The momentum of an object of mass m traveling at a velocity $\vec v$ is given by

$\vec p=m\vec v$

Both the moment and the velocity are vectors. If a system of particles A and B collide and no external forces act on them, the total momentum is conserved. i.e.

$m_a\vec v_a+m_b\vec v_b=\vec v_a'm_a+\vec v_b'm_b$

Where ma, mb are the masses of the particles A and B respectively and va, vb, va' and vb' are their respective velocities before and after the collision.

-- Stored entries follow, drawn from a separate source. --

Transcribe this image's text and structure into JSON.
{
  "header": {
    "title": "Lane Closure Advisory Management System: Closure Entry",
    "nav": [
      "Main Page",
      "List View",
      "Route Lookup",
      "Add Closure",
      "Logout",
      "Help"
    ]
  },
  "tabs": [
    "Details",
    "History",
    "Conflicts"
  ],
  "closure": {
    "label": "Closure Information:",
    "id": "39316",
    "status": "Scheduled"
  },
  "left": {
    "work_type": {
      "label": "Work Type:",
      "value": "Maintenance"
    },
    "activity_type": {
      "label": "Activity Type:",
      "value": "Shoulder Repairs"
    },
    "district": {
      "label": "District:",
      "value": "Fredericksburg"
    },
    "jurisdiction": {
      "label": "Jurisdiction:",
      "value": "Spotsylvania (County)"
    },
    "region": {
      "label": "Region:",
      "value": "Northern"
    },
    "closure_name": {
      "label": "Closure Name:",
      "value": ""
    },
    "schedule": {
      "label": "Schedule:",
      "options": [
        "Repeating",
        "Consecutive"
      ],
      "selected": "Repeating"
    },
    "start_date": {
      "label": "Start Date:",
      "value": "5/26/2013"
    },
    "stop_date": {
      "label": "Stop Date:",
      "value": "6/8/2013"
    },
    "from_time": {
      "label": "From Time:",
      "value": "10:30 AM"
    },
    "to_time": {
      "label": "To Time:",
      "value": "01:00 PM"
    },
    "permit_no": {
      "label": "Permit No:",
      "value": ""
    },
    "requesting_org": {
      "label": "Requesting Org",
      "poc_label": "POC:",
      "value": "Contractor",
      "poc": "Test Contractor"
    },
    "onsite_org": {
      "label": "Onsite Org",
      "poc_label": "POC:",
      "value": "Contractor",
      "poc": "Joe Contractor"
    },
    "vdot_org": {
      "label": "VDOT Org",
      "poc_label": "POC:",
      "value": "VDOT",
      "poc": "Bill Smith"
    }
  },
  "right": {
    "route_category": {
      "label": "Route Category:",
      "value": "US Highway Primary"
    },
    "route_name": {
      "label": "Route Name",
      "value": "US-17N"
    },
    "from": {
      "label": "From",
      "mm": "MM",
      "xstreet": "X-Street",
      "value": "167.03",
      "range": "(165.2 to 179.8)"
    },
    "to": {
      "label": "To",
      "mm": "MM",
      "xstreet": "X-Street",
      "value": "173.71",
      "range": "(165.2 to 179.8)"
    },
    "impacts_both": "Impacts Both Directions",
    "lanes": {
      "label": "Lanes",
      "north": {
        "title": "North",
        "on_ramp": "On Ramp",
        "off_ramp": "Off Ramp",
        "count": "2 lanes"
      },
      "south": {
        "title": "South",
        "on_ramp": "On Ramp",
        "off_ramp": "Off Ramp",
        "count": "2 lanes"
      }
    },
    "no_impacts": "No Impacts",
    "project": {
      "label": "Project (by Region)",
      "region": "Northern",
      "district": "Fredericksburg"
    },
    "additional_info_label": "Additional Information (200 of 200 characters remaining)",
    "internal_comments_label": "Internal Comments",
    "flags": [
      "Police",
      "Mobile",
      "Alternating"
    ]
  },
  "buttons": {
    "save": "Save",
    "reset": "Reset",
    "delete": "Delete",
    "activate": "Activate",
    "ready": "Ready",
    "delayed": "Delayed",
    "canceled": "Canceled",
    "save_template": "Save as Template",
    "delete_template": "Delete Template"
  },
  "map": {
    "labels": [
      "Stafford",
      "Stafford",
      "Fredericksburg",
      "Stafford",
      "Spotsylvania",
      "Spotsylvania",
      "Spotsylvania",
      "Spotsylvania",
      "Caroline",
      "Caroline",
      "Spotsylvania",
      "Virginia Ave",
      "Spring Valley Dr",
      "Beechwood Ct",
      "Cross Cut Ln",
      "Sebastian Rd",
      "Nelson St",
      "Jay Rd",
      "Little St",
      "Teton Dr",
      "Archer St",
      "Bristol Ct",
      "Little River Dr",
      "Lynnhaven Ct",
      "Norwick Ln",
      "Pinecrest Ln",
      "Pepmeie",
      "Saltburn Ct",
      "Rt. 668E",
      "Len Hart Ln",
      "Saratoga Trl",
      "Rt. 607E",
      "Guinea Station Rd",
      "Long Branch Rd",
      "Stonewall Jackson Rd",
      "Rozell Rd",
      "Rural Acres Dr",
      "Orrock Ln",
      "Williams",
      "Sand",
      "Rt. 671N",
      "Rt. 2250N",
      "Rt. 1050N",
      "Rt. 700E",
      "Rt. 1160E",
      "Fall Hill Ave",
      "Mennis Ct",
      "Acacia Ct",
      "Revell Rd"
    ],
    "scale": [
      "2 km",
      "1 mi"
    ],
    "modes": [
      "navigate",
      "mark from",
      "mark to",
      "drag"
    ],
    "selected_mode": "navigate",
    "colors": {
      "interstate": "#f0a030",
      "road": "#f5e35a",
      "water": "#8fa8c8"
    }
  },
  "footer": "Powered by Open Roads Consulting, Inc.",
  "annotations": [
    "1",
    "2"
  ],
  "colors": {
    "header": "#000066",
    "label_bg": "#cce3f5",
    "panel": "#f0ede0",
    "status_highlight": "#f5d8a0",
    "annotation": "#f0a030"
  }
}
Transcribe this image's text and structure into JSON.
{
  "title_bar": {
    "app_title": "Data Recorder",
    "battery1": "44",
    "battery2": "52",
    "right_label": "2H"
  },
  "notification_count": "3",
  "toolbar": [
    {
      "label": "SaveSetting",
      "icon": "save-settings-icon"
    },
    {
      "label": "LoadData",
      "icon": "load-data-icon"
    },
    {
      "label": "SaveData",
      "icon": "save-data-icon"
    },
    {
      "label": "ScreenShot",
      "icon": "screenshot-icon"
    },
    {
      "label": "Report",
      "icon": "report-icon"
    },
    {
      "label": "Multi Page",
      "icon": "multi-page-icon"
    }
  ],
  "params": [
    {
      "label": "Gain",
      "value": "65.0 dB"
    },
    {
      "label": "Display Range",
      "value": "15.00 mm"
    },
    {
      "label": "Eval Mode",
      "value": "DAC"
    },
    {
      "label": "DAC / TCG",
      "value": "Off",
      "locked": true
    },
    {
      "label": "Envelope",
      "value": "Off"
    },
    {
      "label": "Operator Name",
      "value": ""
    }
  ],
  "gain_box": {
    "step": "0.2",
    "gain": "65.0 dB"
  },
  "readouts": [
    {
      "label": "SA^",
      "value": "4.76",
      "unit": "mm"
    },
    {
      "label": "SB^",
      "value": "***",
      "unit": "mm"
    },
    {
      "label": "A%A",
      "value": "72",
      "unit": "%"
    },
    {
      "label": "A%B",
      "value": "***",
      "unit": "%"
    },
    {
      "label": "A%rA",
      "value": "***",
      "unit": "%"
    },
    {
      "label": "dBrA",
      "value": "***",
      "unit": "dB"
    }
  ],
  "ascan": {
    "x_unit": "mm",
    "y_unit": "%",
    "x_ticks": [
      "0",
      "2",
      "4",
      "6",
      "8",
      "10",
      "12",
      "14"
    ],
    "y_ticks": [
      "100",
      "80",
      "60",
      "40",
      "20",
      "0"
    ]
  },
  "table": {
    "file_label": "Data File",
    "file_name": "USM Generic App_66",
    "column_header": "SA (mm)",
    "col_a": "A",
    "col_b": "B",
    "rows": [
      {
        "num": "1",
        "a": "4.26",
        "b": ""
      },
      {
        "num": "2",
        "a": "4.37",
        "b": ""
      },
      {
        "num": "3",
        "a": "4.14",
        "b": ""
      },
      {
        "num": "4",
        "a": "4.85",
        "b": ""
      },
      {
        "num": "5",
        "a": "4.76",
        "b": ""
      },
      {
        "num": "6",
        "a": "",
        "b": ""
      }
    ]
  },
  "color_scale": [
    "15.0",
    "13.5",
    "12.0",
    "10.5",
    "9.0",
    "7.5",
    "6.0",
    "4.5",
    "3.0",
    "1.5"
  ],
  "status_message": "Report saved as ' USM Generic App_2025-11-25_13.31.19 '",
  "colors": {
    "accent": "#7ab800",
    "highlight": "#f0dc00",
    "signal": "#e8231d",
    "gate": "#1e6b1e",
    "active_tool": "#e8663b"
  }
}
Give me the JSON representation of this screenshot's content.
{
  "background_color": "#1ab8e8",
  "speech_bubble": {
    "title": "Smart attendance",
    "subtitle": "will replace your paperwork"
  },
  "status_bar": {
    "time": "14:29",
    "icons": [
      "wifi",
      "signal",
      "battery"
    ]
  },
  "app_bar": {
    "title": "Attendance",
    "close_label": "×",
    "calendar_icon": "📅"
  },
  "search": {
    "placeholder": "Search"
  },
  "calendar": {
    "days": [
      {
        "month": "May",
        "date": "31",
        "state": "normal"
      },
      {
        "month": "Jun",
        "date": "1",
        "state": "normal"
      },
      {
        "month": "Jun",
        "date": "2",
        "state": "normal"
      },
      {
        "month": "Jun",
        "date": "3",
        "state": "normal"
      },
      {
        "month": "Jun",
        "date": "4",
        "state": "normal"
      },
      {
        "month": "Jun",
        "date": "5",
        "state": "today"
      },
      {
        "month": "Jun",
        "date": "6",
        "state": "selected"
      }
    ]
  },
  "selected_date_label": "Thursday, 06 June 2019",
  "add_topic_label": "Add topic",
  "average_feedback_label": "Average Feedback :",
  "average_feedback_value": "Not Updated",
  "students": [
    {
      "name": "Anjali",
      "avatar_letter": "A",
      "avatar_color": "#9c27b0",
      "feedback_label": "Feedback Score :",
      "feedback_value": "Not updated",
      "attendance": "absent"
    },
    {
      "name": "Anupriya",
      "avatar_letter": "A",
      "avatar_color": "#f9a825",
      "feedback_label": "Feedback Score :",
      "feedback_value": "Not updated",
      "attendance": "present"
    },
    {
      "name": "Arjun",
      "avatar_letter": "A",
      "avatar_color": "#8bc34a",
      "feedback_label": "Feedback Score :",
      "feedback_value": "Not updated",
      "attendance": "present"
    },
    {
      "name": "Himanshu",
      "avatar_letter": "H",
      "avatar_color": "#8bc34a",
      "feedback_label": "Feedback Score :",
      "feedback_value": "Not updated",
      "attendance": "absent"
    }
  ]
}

The question states that after the collision, both cars get stuck which means their final velocity is common to them, and our equation becomes

$m_a\vec v_a+m_b\vec v_b=\vec v (m_a+m_b)$

(a)

We have called $\vec v$ to the final common velocity. The car B was traveling south which means its rectangular components of the speed are

$\vec v_b=0\hat i-v_b\hat j$

The car A was traveling 30° north of east. Its components are

$\vec v_a=v_acos30^o\hat i+v_asin30^o v_a\hat j$

After the collision, both cars travel at a velocity

$\vec v=vcos10^o\hat i+vsin10^o\hat j$

Let's replace all the velocities into the above formula

$m_a(v_acos30^o\hat i+v_asin30^o v_a\hat j)+m_b(0\hat i-v_b\hat j)= (vcos10^o\hat i+vsin10^o\hat j)(m_a+m_b)$

Equating the x-components:

$m_av_acos30^o=(m_a+m_b)vcos10^o$

Solving for va

$\displaystyle v_a=\frac{(m_a+m_b)vcos10^o}{m_acos30^o}=2.085v$

Equating the y-components:

$m_av_asin30^o-m_bv_b=(m_a+m_b)vsin10^o$

Solving for vb

$\displaystyle v_b=\frac{m_av_asin30^o-(m_a+m_b)vsin10^o}{m_b}=0.869v$

We can see car A was going faster than car B

(b)

If the slower car was at speed limit (50 Km/h), we will find the speed of the car A. Dividing va/vb, we get

$\displaystyle \frac{v_a}{v_b}=\frac{2.085v}{0.869v}=2.4$

Or equivalently

$v_a=2.4v_b=2.4\cdot 50=120\ Km/h$